Thomas Spring reports on a case which Langleys successfully defended, recovering costs for our insurer client, despite having to overcome the hurdles of judgment in default and a refusal by the Claimant’s ATE insurers to provide indemnity.
The Claimant alleged that she had sustained a traumatic amputation to part of her index finger when she trapped it in a toilet cubicle door whilst attending the Defendant’s pub. She issued proceedings seeking damages of approximately £50,000 including £35,000 for prosthetics. The Particulars of Claim alleged that the Defendant was in breach of the Occupier’s Liability Act 1957 on the basis that the door was defective and dangerous.
By the time Langleys were instructed, judgment had long since been entered against the Defendant who failed to acknowledge service. However, our research revealed that the Defendant was in administration. Accordingly, the Claimant had required the permission of either the Court or the administrator to bring proceedings, neither of which had (at that stage) been obtained. This gave us grounds for applying to set the judgment aside but there was little point in doing so if we had no evidence with which to defend the claim thereafter.
However, we noted that the Claimant had told her medical experts that she could not recall exactly what had happened, only that she entered the toilet and left without the tip of her finger (and nothing in between times!). On that basis, despite only possessing one witness statement from the Defendant which was no longer trading, we decided to make an application to set aside the judgment in default followed immediately by an application for summary judgment on the grounds that the Claimant had no reasonable prospects of success.

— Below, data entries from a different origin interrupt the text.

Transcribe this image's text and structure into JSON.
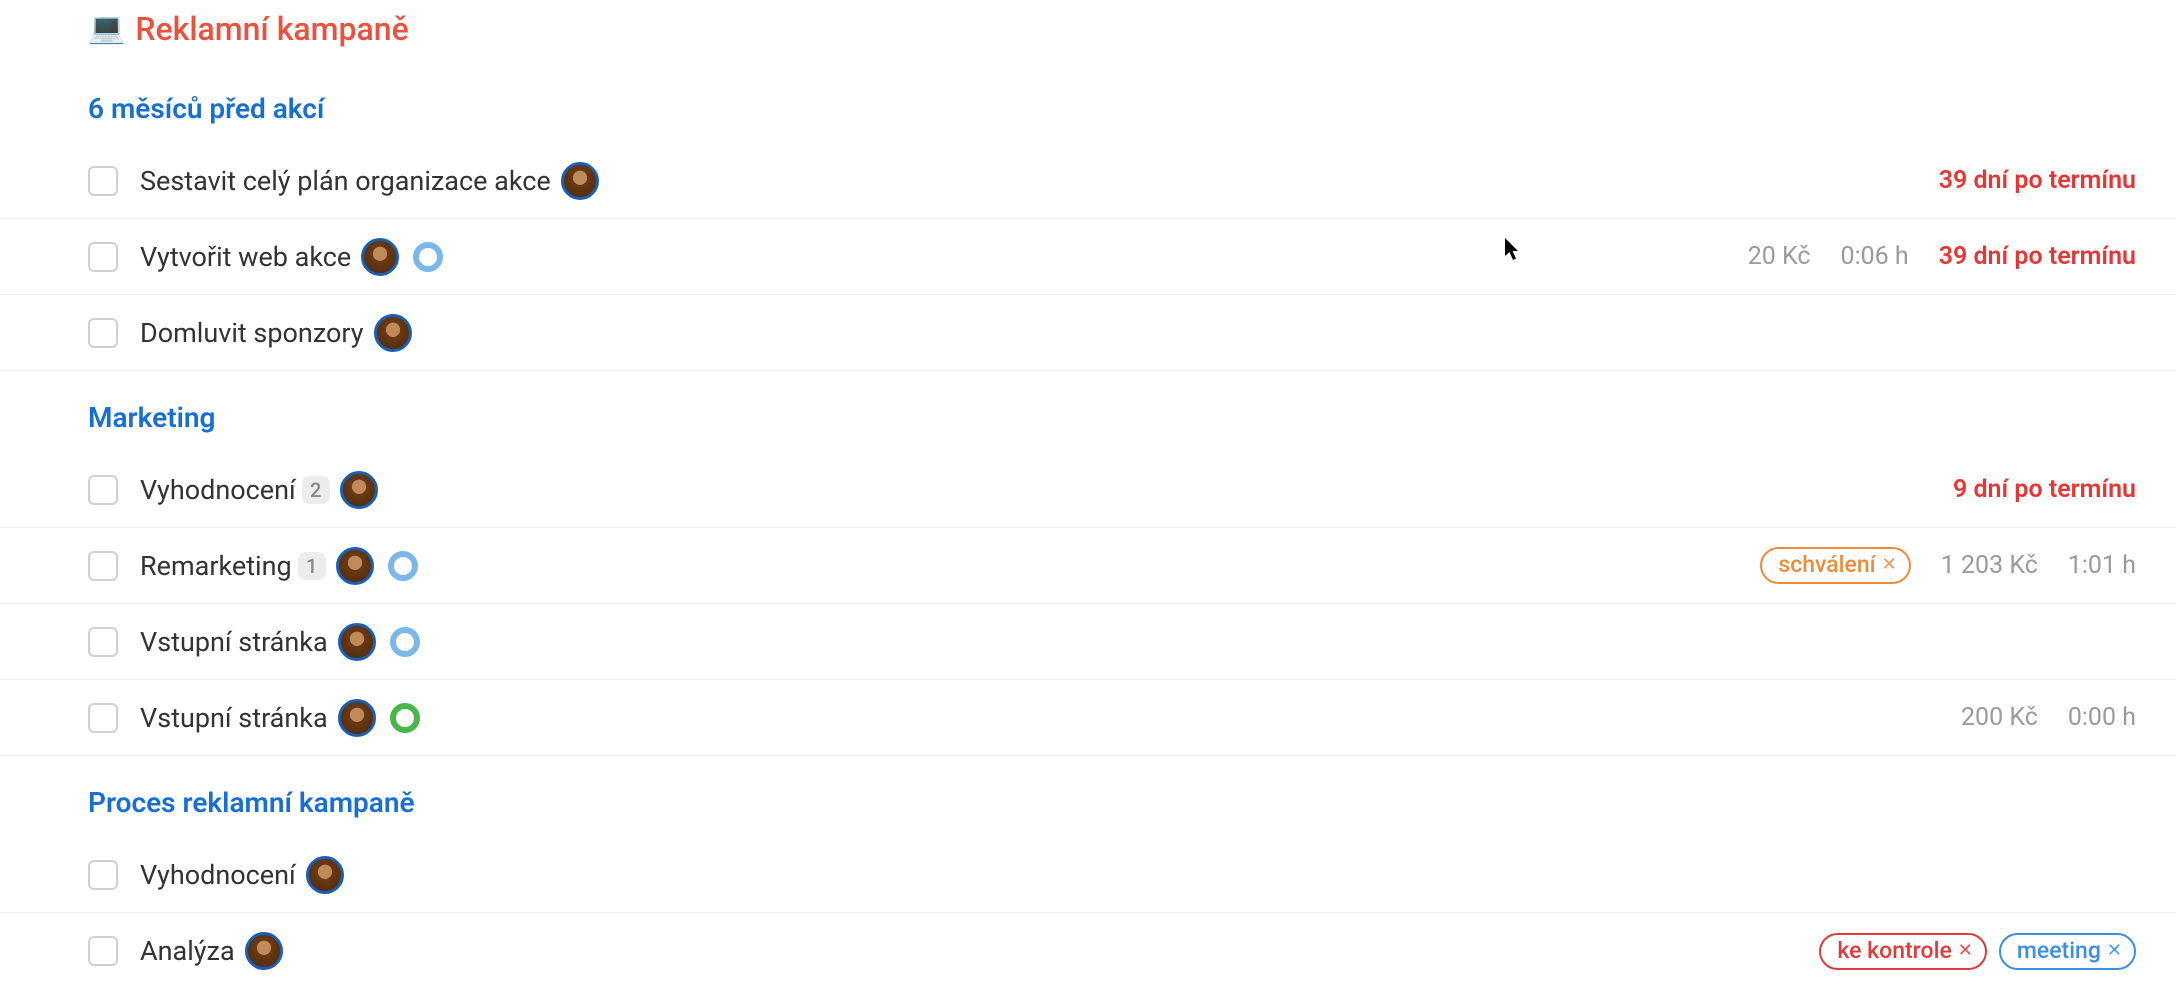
{
  "page": {
    "emoji": "💻",
    "title": "Reklamní kampaně"
  },
  "sections": [
    {
      "title": "6 měsíců před akcí",
      "tasks": [
        {
          "title": "Sestavit celý plán organizace akce",
          "avatar": true,
          "overdue": "39 dní po termínu"
        },
        {
          "title": "Vytvořit web akce",
          "avatar": true,
          "status": "blue",
          "cost": "20 Kč",
          "time": "0:06 h",
          "overdue": "39 dní po termínu"
        },
        {
          "title": "Domluvit sponzory",
          "avatar": true
        }
      ]
    },
    {
      "title": "Marketing",
      "tasks": [
        {
          "title": "Vyhodnocení",
          "count": "2",
          "avatar": true,
          "overdue": "9 dní po termínu"
        },
        {
          "title": "Remarketing",
          "count": "1",
          "avatar": true,
          "status": "blue",
          "tag": {
            "label": "schválení",
            "color": "orange"
          },
          "cost": "1 203 Kč",
          "time": "1:01 h"
        },
        {
          "title": "Vstupní stránka",
          "avatar": true,
          "status": "blue"
        },
        {
          "title": "Vstupní stránka",
          "avatar": true,
          "status": "green",
          "cost": "200 Kč",
          "time": "0:00 h"
        }
      ]
    },
    {
      "title": "Proces reklamní kampaně",
      "tasks": [
        {
          "title": "Vyhodnocení",
          "avatar": true
        },
        {
          "title": "Analýza",
          "avatar": true,
          "tags": [
            {
              "label": "ke kontrole",
              "color": "red"
            },
            {
              "label": "meeting",
              "color": "blue"
            }
          ]
        }
      ]
    }
  ]
}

Alongside that application, we made an offer to bear our own costs if the Claimant discontinued. The Claimant agreed to set aside the judgment by consent. However, the drop-hands offer was rejected. The Claimant would go on to obtain the administrator’s permission to continue with proceedings but before she was able to do so the Defendant entered liquidation, at which stage only the Court’s permission would allow the claim to proceed. The Claimant, therefore, countered our application for summary judgment with an application for permission to proceed.
At the hearing the Claimant was granted permission to proceed first, thus allowing our application to be heard. The judge found in the Defendant’s favour in that the Claimant’s statement of case disclosed no reasonable grounds for bringing the claim and, accordingly, the action was struck out in its entirety. The costs of defending the claim were summarily assessed in the sum of £3,400. Following a fairly substantial delay, the Claimant’s ATE provider refused to indemnify the Claimant, although they would not disclose the grounds for the refusal.
Accordingly, we put the Claimant’s solicitors on notice that it was our intention to enforce the costs order personally against their client. With no further delay, a cheque was received for payment in full from the Claimant’s solicitor’s office account.
Checking the trading status of the insured where default judgment has been entered is important to ascertain whether proceedings were served effectively.
We have had a number of successes with summary judgment applications, even when evidence has not yet been fully formed. This may indicate that the court is becoming more willing than previously to make an early assessment of the merits and strike out appropriate cases.
Early investigations and witness statements are crucial as years may pass and businesses may cease to trade, meaning witnesses are difficult to trace.